Condredge Holloway Jr. (born January 25, 1954) is a former quarterback for the University of Tennessee and later in the Canadian Football League. Holloway was one of the first African-American quarterbacks to receive national exposure. His nickname at Tennessee was "the artful dodger."

Holloway was born to Condredge Holloway, Sr., and Dorothy Holloway. Condredge's grandfather on his father's side was born a slave, but was emancipated as a child in 1865. Dorothy was hired to work at the Marshall Space Flight Center in Huntsville in 1962, becoming the first African American employee of NASA.

Surprisingly, football wasn't Holloway's favorite sport; he preferred baseball. After starring as a high school player at Lee High School in Huntsville, he was drafted as a shortstop by the Montreal Expos in 1971. Holloway was Montreal's first pick, and he was the fourth player selected overall. However, Holloway's mother, insisting her son attend college, refused to sign the contract (Condredge was 17, too young to sign a contract under Alabama law) and instead he went to Tennessee. In so doing Holloway became the first African-American to start at the quarterback position in a Southeastern Conference school. In addition to being the first black quarterback at Tennessee and in the Southeastern Conference, Holloway also was the first black baseball player in Tennessee history. The outstanding prospect bypassed a baseball career, and Holloway opted instead, for a two-sport collegiate career and went on to excel on the diamond. He garnered All-SEC and All-America honors as a shortstop in 1975 and finished with a .353 career batting average. Holloway — still the owner of Tennessee's longest hitting streak at 27 games — was selected to Tennessee's All-Century Baseball Team, making him the only Tennessee student-athlete named to all-century squads in both baseball and football.
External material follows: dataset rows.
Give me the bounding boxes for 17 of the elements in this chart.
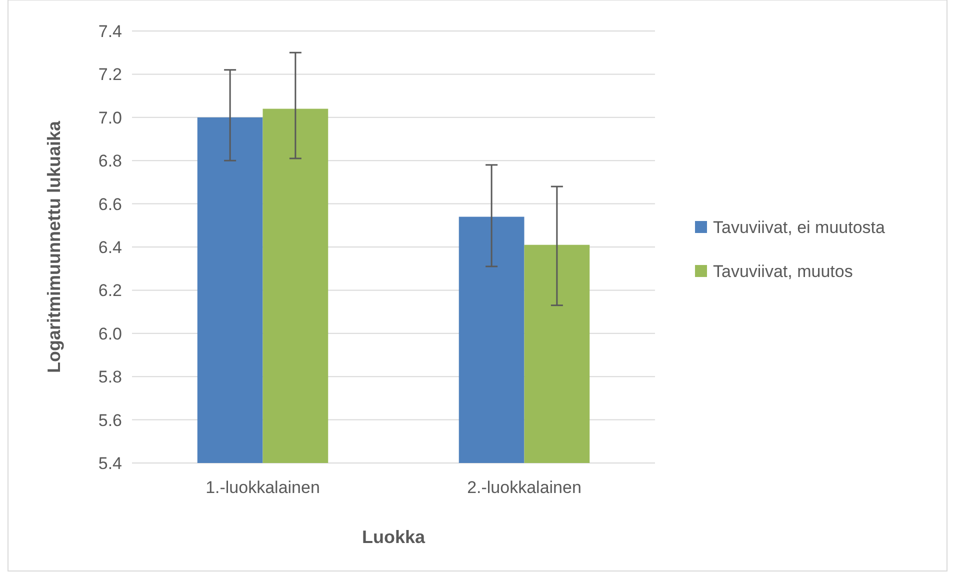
y-tick-label: 6.6 <box>98 194 122 214</box>
y-tick-label: 5.6 <box>98 410 122 430</box>
y-tick-label: 7.4 <box>98 22 122 41</box>
y-axis-title: Logaritmimuunnettu lukuaika <box>44 120 64 374</box>
x-tick-label: 2.-luokkalainen <box>467 478 582 497</box>
legend-label: Tavuviivat, ei muutosta <box>713 218 886 237</box>
y-tick-label: 5.8 <box>98 368 122 387</box>
y-tick-label: 6.8 <box>98 152 122 171</box>
x-tick-label: 1.-luokkalainen <box>206 478 320 497</box>
y-tick-label: 6.2 <box>98 281 122 300</box>
y-tick-label: 7.2 <box>98 65 122 84</box>
y-tick-label: 7.0 <box>98 108 122 128</box>
x-axis-title: Luokka <box>362 527 426 547</box>
y-tick-label: 6.0 <box>98 324 122 344</box>
y-tick-label: 5.4 <box>98 454 122 473</box>
y-tick-label: 6.4 <box>98 238 122 257</box>
legend-label: Tavuviivat, muutos <box>713 262 853 281</box>
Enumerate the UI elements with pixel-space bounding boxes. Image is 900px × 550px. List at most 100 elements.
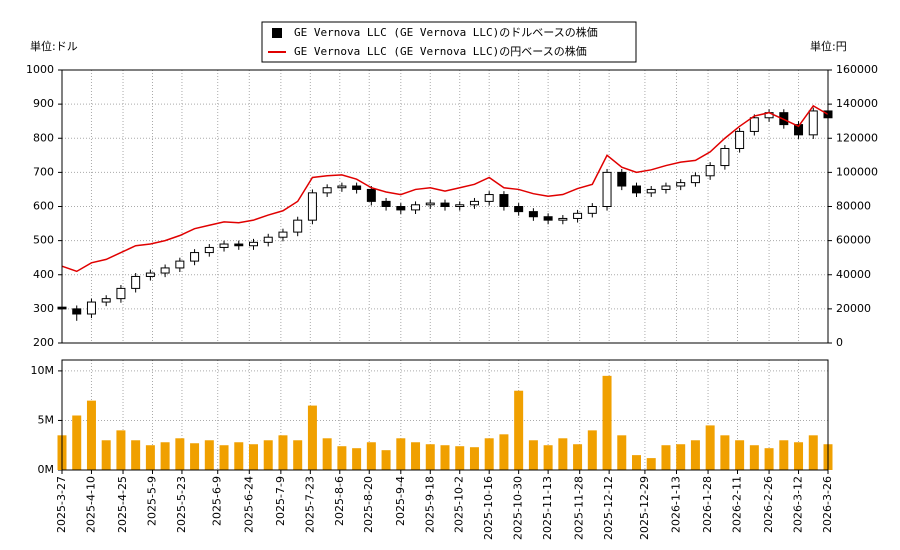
volume-bar <box>705 425 715 470</box>
y2-tick-label: 140000 <box>836 97 878 110</box>
y2-tick-label: 120000 <box>836 131 878 144</box>
candle-body <box>72 308 82 315</box>
candle-body <box>396 206 406 211</box>
candle-body <box>190 252 200 262</box>
volume-bar <box>396 438 406 470</box>
candle-body <box>469 200 479 206</box>
y-tick-label: 900 <box>33 97 54 110</box>
legend-swatch <box>272 28 282 38</box>
candle-body <box>204 246 214 254</box>
price-line <box>61 104 829 273</box>
x-tick-label: 2025-11-13 <box>541 476 554 540</box>
x-tick-label: 2025-7-9 <box>274 476 287 526</box>
candle-body <box>484 194 494 202</box>
volume-bar <box>528 440 538 470</box>
candle-body <box>543 216 553 221</box>
volume-bar <box>116 430 126 470</box>
candle-body <box>116 287 126 300</box>
volume-bar <box>366 442 376 470</box>
volume-bar <box>425 444 435 470</box>
volume-bar <box>278 435 288 470</box>
candle-body <box>219 243 229 248</box>
volume-bar <box>499 434 509 470</box>
x-tick-label: 2025-4-10 <box>84 476 97 533</box>
volume-bar <box>263 440 273 470</box>
volume-bar <box>617 435 627 470</box>
y-tick-label: 10M <box>31 364 55 377</box>
x-tick-label: 2025-8-20 <box>362 476 375 533</box>
y2-tick-label: 0 <box>836 336 843 349</box>
volume-bar <box>249 444 258 470</box>
volume-bar <box>307 405 317 470</box>
volume-bar <box>440 445 450 470</box>
candle-body <box>86 301 96 315</box>
candle-body <box>307 192 317 221</box>
volume-bar <box>779 440 789 470</box>
volume-bar <box>234 442 244 470</box>
volume-bar <box>352 448 362 470</box>
y-axis-label: 単位:ドル <box>30 39 78 53</box>
y2-tick-label: 20000 <box>836 302 871 315</box>
volume-bar <box>690 440 700 470</box>
candle-body <box>514 206 524 213</box>
candle-body <box>263 236 273 243</box>
candle-body <box>381 200 391 208</box>
y-tick-label: 800 <box>33 131 54 144</box>
volume-bar <box>219 445 229 470</box>
volume-bar <box>469 447 479 470</box>
candle-body <box>366 188 376 202</box>
candle-body <box>794 124 804 136</box>
candle-body <box>101 298 111 303</box>
volume-bar <box>455 446 465 470</box>
volume-bar <box>101 440 111 470</box>
candle-body <box>322 187 332 194</box>
candle-body <box>160 267 170 274</box>
volume-bar <box>558 438 568 470</box>
candle-body <box>735 130 745 149</box>
x-tick-label: 2025-12-12 <box>602 476 615 540</box>
candle-body <box>278 231 288 238</box>
y-tick-label: 1000 <box>26 63 54 76</box>
candle-body <box>661 185 671 190</box>
candle-body <box>234 243 244 247</box>
candle-body <box>411 204 421 211</box>
volume-bar <box>322 438 332 470</box>
candle-body <box>425 202 435 206</box>
candle-body <box>293 219 303 233</box>
legend-label: GE Vernova LLC (GE Vernova LLC)の円ベースの株価 <box>294 44 587 58</box>
candle-body <box>175 260 185 269</box>
x-tick-label: 2025-6-9 <box>211 476 224 526</box>
x-tick-label: 2026-3-26 <box>821 476 834 533</box>
y-tick-label: 600 <box>33 200 54 213</box>
volume-bar <box>764 448 774 470</box>
legend <box>261 21 637 63</box>
volume-bar <box>145 445 155 470</box>
plot-frame <box>61 359 829 471</box>
x-tick-label: 2025-7-23 <box>303 476 316 533</box>
x-tick-label: 2026-1-28 <box>701 476 714 533</box>
x-tick-label: 2025-8-6 <box>333 476 346 526</box>
candle-body <box>455 204 465 207</box>
candle-body <box>808 110 818 136</box>
x-tick-label: 2026-3-12 <box>792 476 805 533</box>
candle-body <box>602 171 612 207</box>
y-tick-label: 200 <box>33 336 54 349</box>
x-tick-label: 2026-1-13 <box>669 476 682 533</box>
y2-tick-label: 60000 <box>836 234 871 247</box>
x-tick-label: 2025-5-23 <box>175 476 188 533</box>
volume-bar <box>646 458 656 470</box>
y-tick-label: 400 <box>33 268 54 281</box>
candle-body <box>646 188 656 194</box>
y-tick-label: 0M <box>38 463 55 476</box>
candle-body <box>499 194 509 207</box>
candle-body <box>617 171 627 187</box>
volume-bar <box>720 435 730 470</box>
candle-body <box>558 217 568 221</box>
y-tick-label: 300 <box>33 302 54 315</box>
volume-bar <box>602 375 612 470</box>
volume-bar <box>661 445 671 470</box>
volume-bar <box>587 430 597 470</box>
x-tick-label: 2025-10-30 <box>512 476 525 540</box>
candle-body <box>337 185 347 189</box>
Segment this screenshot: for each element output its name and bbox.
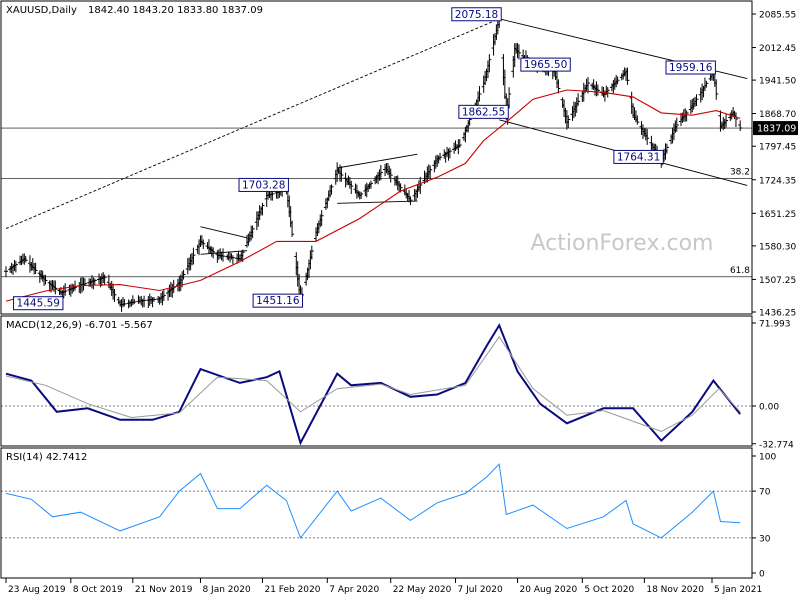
rsi-panel-title: RSI(14) 42.7412 — [6, 452, 87, 463]
trendline — [5, 18, 500, 229]
trendline — [200, 226, 248, 239]
macd-panel — [0, 315, 753, 447]
current-price-badge — [753, 121, 798, 136]
price-axis-label: 1724.35 — [759, 176, 796, 186]
price-annotation-label: 1764.31 — [617, 151, 660, 163]
rsi-axis-label: 70 — [759, 488, 771, 498]
macd-line — [5, 323, 741, 446]
price-annotation: 1445.59 — [13, 296, 64, 311]
x-axis-label: 8 Oct 2019 — [73, 585, 123, 595]
macd-axis-label: -32.774 — [759, 440, 794, 450]
price-annotation-label: 1445.59 — [17, 298, 60, 310]
moving-average-line — [5, 89, 741, 302]
price-annotation-label: 1862.55 — [462, 106, 505, 118]
price-annotation: 1451.16 — [252, 293, 304, 308]
macd-panel-title: MACD(12,26,9) -6.701 -5.567 — [6, 320, 153, 331]
price-annotation-box — [458, 104, 509, 119]
price-annotation: 1764.31 — [613, 149, 664, 164]
price-axis-label: 1797.45 — [759, 143, 796, 153]
price-axis-label: 1941.50 — [759, 77, 796, 87]
rsi-axis-label: 0 — [759, 570, 765, 580]
current-price-label: 1837.09 — [757, 124, 796, 135]
trendline — [337, 153, 418, 169]
ohlc-readout: 1842.40 1843.20 1833.80 1837.09 — [88, 5, 263, 16]
price-annotation: 2075.18 — [451, 7, 502, 22]
x-axis-label: 18 Nov 2020 — [646, 585, 704, 595]
rsi-axis-label: 100 — [759, 453, 776, 463]
price-axis-label: 1868.70 — [759, 110, 796, 120]
price-axis-label: 1436.25 — [759, 309, 796, 319]
trendline — [200, 250, 248, 255]
price-annotation-box — [613, 149, 664, 164]
axis-layer: 2085.55 2012.45 1941.50 1868.70 1797.45 1724.… — [5, 11, 798, 595]
price-annotation: 1862.55 — [458, 104, 509, 119]
price-axis-label: 2012.45 — [759, 44, 796, 54]
x-axis-label: 5 Jan 2021 — [714, 585, 762, 595]
x-axis-label: 8 Jan 2020 — [202, 585, 250, 595]
price-annotation-label: 1703.28 — [242, 179, 285, 191]
x-axis-label: 22 May 2020 — [393, 585, 452, 595]
trendline — [337, 200, 418, 204]
price-panel — [0, 0, 753, 315]
price-annotation-box — [451, 7, 502, 22]
macd-axis-label: 71.993 — [759, 320, 791, 330]
price-annotation: 1965.50 — [520, 57, 571, 72]
price-annotation-box — [520, 57, 571, 72]
x-axis-label: 7 Apr 2020 — [329, 585, 379, 595]
price-annotation: 1703.28 — [238, 177, 289, 192]
annotation-layer: 2075.18 1965.50 1959.16 1862.55 1764.31 1703.… — [13, 7, 716, 311]
x-axis-label: 21 Feb 2020 — [264, 585, 320, 595]
price-annotation: 1959.16 — [665, 60, 716, 75]
price-panel-title: XAUUSD,Daily — [6, 5, 77, 16]
x-axis-label: 21 Nov 2019 — [135, 585, 193, 595]
rsi-line — [5, 463, 741, 539]
x-axis-label: 20 Aug 2020 — [520, 585, 578, 595]
price-annotation-label: 1965.50 — [524, 59, 567, 71]
rsi-axis-label: 30 — [759, 534, 771, 544]
fib-level-label: 61.8 — [730, 266, 750, 276]
x-axis-label: 7 Jul 2020 — [458, 585, 503, 595]
price-annotation-box — [238, 177, 289, 192]
fib-level-label: 38.2 — [730, 168, 750, 178]
price-annotation-box — [13, 296, 64, 311]
price-annotation-label: 1451.16 — [256, 295, 300, 307]
price-axis-label: 1651.25 — [759, 210, 796, 220]
x-axis-label: 5 Oct 2020 — [584, 585, 634, 595]
watermark: ActionForex.com — [531, 231, 714, 256]
price-annotation-label: 1959.16 — [669, 62, 713, 74]
price-axis-label: 2085.55 — [759, 11, 796, 21]
price-series-layer — [4, 14, 743, 312]
rsi-layer — [1, 463, 752, 539]
macd-axis-label: 0.00 — [759, 403, 779, 413]
price-annotation-box — [252, 293, 304, 308]
price-axis-label: 1507.25 — [759, 276, 796, 286]
macd-signal-line — [5, 335, 741, 432]
rsi-panel — [0, 447, 753, 579]
price-annotation-box — [665, 60, 716, 75]
price-annotation-label: 2075.18 — [455, 9, 498, 21]
x-axis-label: 23 Aug 2019 — [8, 585, 66, 595]
price-axis-label: 1580.30 — [759, 242, 796, 252]
macd-layer — [1, 323, 752, 446]
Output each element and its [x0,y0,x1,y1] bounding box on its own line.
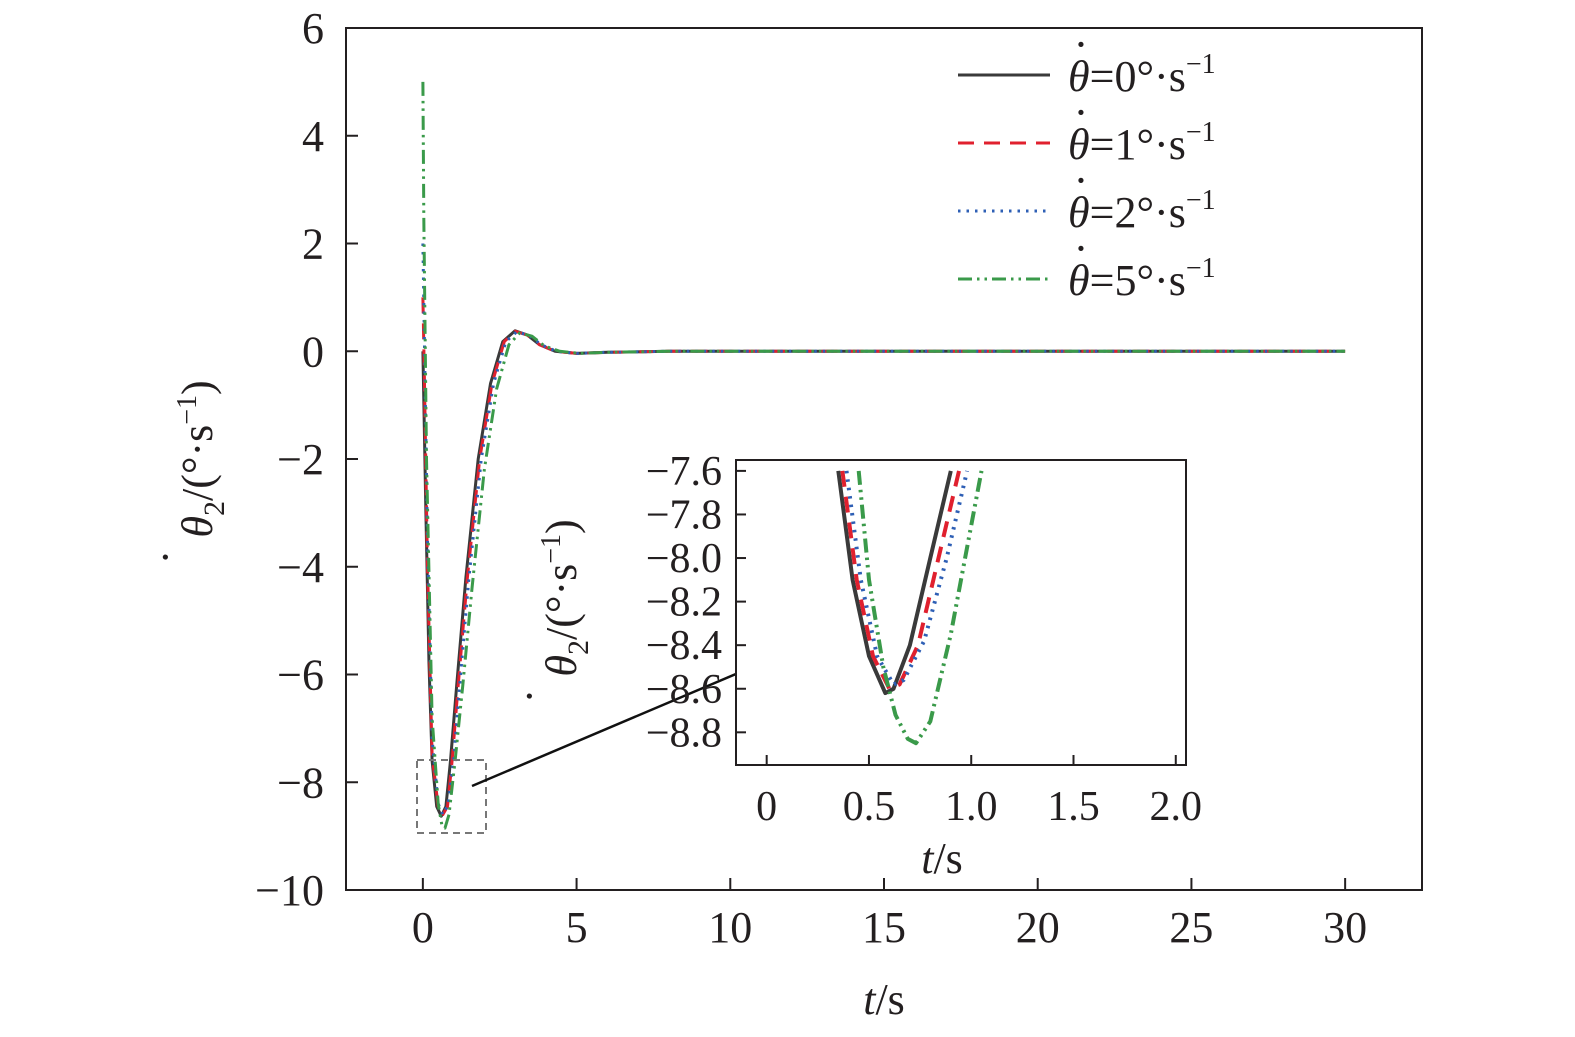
y-tick-label: −8.8 [646,710,722,756]
inset-series-3 [856,470,984,746]
x-tick-label: 0 [756,784,777,830]
x-tick-label: 1.5 [1047,784,1100,830]
svg-text:·: · [505,689,554,704]
legend-dot-2: · [1074,156,1089,205]
legend-dot-0: · [1074,20,1089,69]
y-tick-label: −8 [277,758,324,807]
svg-text:θ2/(°·s−1): θ2/(°·s−1) [172,380,231,537]
main-plot: 0 5 10 15 20 25 30 −10 −8 −6 −4 −2 0 2 4 6 t/s θ2/(°·s−… [141,4,1423,1024]
y-tick-label: −8.0 [646,536,722,582]
x-tick-label: 10 [708,903,752,952]
y-tick-label: −8.2 [646,580,722,626]
zoom-region-box [416,759,487,834]
inset-ticks: 0 0.5 1.0 1.5 2.0 −7.6−7.8−8.0−8.2−8.4−8.6−8.… [646,449,1202,830]
y-tick-label: −10 [255,866,324,915]
legend-label-3: θ=5°·s−1 [1068,253,1216,305]
inset-x-axis-title: t/s [921,834,963,883]
y-tick-label: −8.4 [646,623,722,669]
y-tick-label: −6 [277,651,324,700]
legend-label-1: θ=1°·s−1 [1068,117,1216,169]
x-tick-label: 2.0 [1150,784,1203,830]
legend-dot-3: · [1074,224,1089,273]
x-tick-label: 5 [566,903,588,952]
inset-plot: 0 0.5 1.0 1.5 2.0 −7.6−7.8−8.0−8.2−8.4−8.6−8.… [505,449,1202,883]
y-tick-label: −4 [277,543,324,592]
legend: θ=0°·s−1·θ=1°·s−1·θ=2°·s−1·θ=5°·s−1· [958,20,1216,305]
x-tick-label: 0 [412,903,434,952]
x-tick-label: 20 [1016,903,1060,952]
main-series-3 [421,81,1346,830]
x-axis-title: t/s [863,975,905,1024]
inset-frame [735,459,1187,766]
legend-label-2: θ=2°·s−1 [1068,185,1216,237]
y-axis-title: θ2/(°·s−1) · [141,380,231,564]
inset-background [736,460,1186,765]
inset-series [836,470,984,746]
main-ticks: 0 5 10 15 20 25 30 −10 −8 −6 −4 −2 0 2 4 6 [255,4,1367,952]
y-tick-label: 6 [302,4,324,53]
x-tick-label: 30 [1323,903,1367,952]
legend-label-0: θ=0°·s−1 [1068,49,1216,101]
x-tick-label: 0.5 [843,784,896,830]
main-series [421,81,1346,830]
y-tick-label: −7.6 [646,449,722,495]
x-tick-label: 1.0 [945,784,998,830]
y-tick-label: 4 [302,112,324,161]
y-tick-label: 0 [302,327,324,376]
x-tick-label: 15 [862,903,906,952]
inset-series-0 [836,470,953,696]
y-tick-label: −2 [277,435,324,484]
y-tick-label: −7.8 [646,492,722,538]
y-tick-label: −8.6 [646,667,722,713]
svg-text:·: · [141,550,190,565]
svg-text:θ2/(°·s−1): θ2/(°·s−1) [536,519,595,676]
y-tick-label: 2 [302,220,324,269]
inset-y-axis-title: θ2/(°·s−1) · [505,519,595,703]
x-tick-label: 25 [1169,903,1213,952]
legend-dot-1: · [1074,88,1089,137]
inset-series-1 [840,470,961,691]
In his three seasons (1972–74) as a starter, Holloway directed the Vols to the 1972 Astro-Bluebonnet, 1973 Gator, and 1974 Liberty Bowls and an overall record of 25-9-2. He ended his career with the best interception-to-attempt ratio in Tennessee history, throwing just 12 interceptions in 407 collegiate attempts. During his three seasons, he completed 238 of 407 passes for 3,102 yards and 18 touchdowns, and rushed 351 times for 966 yards and nine touchdowns.